Clearly the most notable tokenization success has been stablecoins, effectively creating a digital fiat equivalent, accessible globally. There is zero debate that stablecoins are way beyond experimentation. In fact, stablecoins are now well beyond a crypto trading tool and now play an increasingly large role in cross-border payments, both consumer and business payments, and most simply as a way for non-U.S. citizens to hold U.S. Dollars, the perceived safest and most stable currency available.

 

In fact, “stablecoin” innovation continues with new structures like Figure’s recently SEC-approved YLDS, Arca’s ArCoin, BlackRock’s USD Institutional Liquidity Fund, and Franklin Templeton’s OnChain U.S. Government Money Fund, all structured as “old-world” securities for good reason – regulatory clarity and the ability to share yield with holders. Today the leading stablecoin providers either don’t have such capabilities (e.g.

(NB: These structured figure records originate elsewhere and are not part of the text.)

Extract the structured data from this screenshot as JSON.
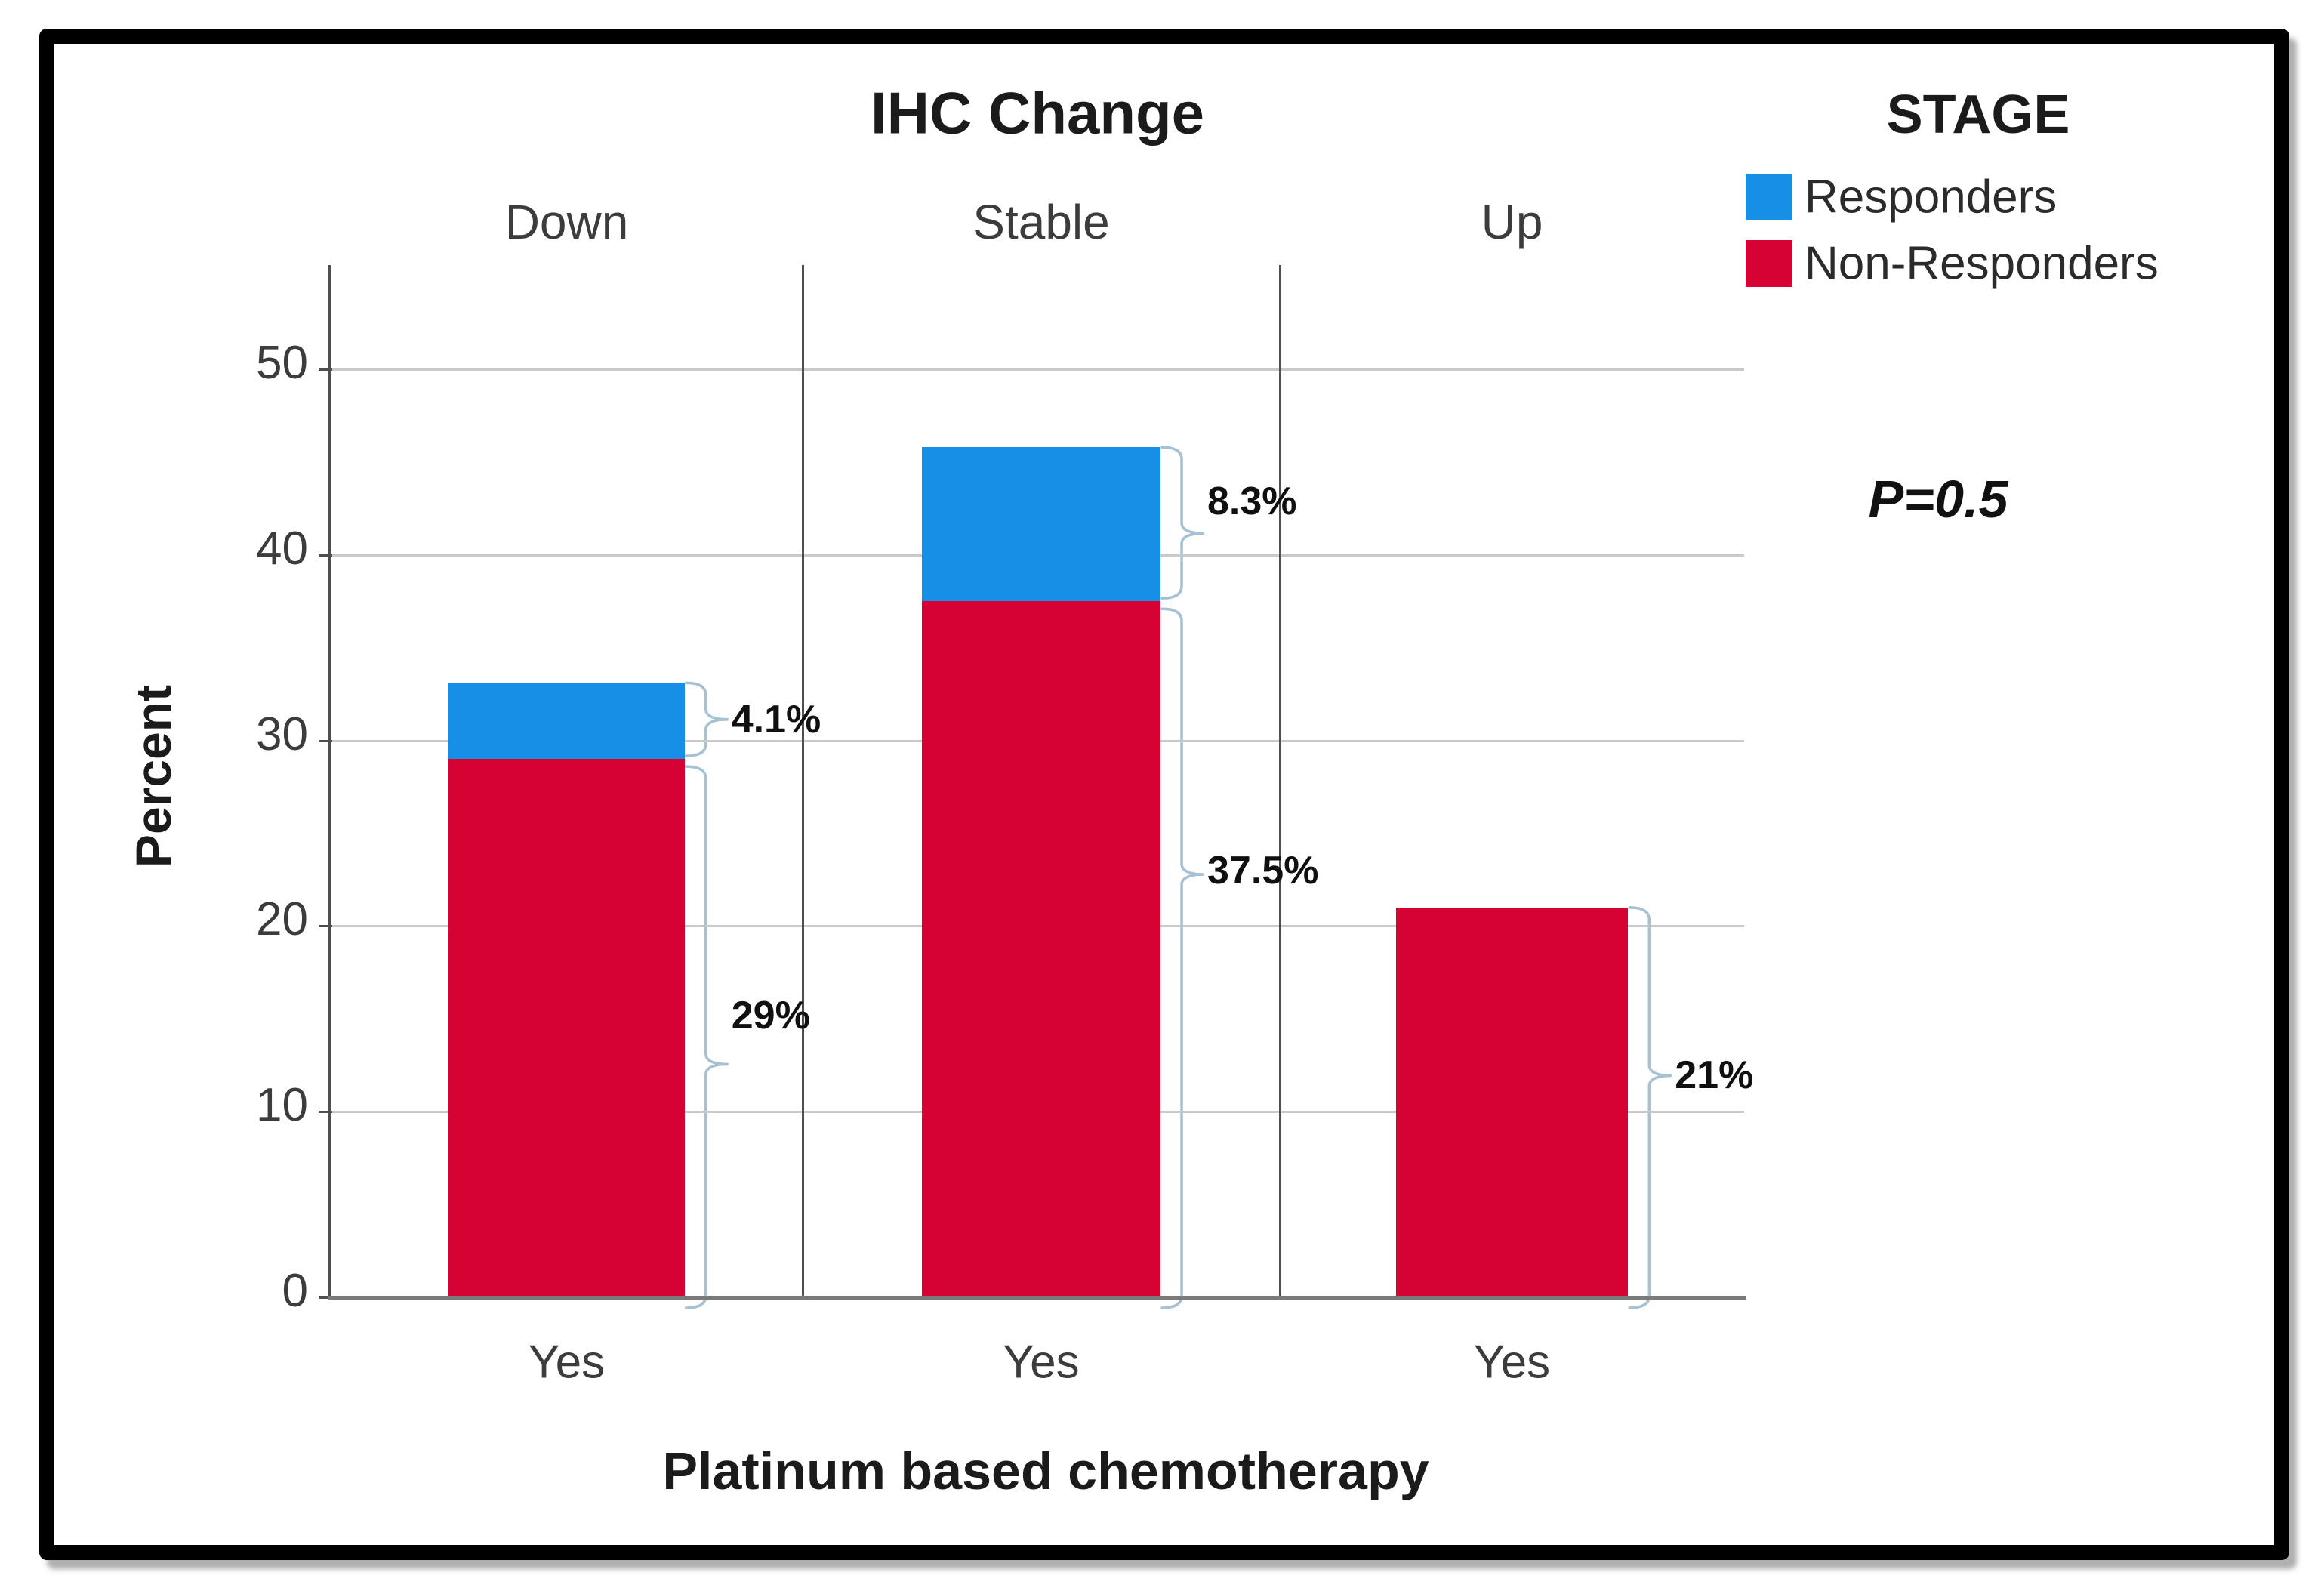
{
  "chart_data": {
    "type": "bar",
    "stacked": true,
    "title": "IHC Change",
    "panels": [
      "Down",
      "Stable",
      "Up"
    ],
    "x_tick_labels": [
      "Yes",
      "Yes",
      "Yes"
    ],
    "xlabel": "Platinum based chemotherapy",
    "ylabel": "Percent",
    "yticks": [
      0,
      10,
      20,
      30,
      40,
      50
    ],
    "ylim": [
      0,
      55.6
    ],
    "grid": "horizontal",
    "legend": {
      "title": "STAGE",
      "position": "top-right"
    },
    "series": [
      {
        "name": "Responders",
        "color": "#1590E6",
        "values": [
          4.1,
          8.3,
          0
        ]
      },
      {
        "name": "Non-Responders",
        "color": "#D60233",
        "values": [
          29,
          37.5,
          21
        ]
      }
    ],
    "annotations": [
      {
        "panel": "Down",
        "series": "Responders",
        "label": "4.1%"
      },
      {
        "panel": "Down",
        "series": "Non-Responders",
        "label": "29%"
      },
      {
        "panel": "Stable",
        "series": "Responders",
        "label": "8.3%"
      },
      {
        "panel": "Stable",
        "series": "Non-Responders",
        "label": "37.5%"
      },
      {
        "panel": "Up",
        "series": "Non-Responders",
        "label": "21%"
      }
    ],
    "stat_label": "P=0.5"
  },
  "colors": {
    "brace": "#A6C0D4",
    "grid": "#C9C9C9",
    "axis": "#4F4F4F",
    "baseline": "#7A7A7A",
    "frame": "#000000",
    "tick_text": "#3C3C3C"
  }
}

Tether) or have only recently acquired them (e.g. Circle with its acquisition of Hashnote). This may well change with a variety of global regulators weighing in; however, until then many of the most potent eventual competitors, banks and other financial institutions, have been “patient” or, as noted above, experimenting with alternative structures. The stablecoin competition has barely begun.

 

What about tokenization of securities? The value proposition could be argued to be even more compelling than tokenizing fiat currencies. The promise of global investor access for both primary issuance and secondary trading, virtually instant settlement, a single blockchain-based shared ledger, smart contract-based servicing, and definitive holder tracking allows immense cost savings. Securitize, among others, has distinguished itself as a leader in conveying this vision; however, those companies that have built themselves as specialists in origination, distribution, trading, safekeeping, and servicing of securities have an immense interest and advantage. Again, regulation has been somewhat of an inhibitor; that is changing. This week, a Canadian holder of the securitization flame, Polymath, and a clean-energy specialist were each acquired. Both are relatively nascent businesses but are surfacing the securitization topic once again.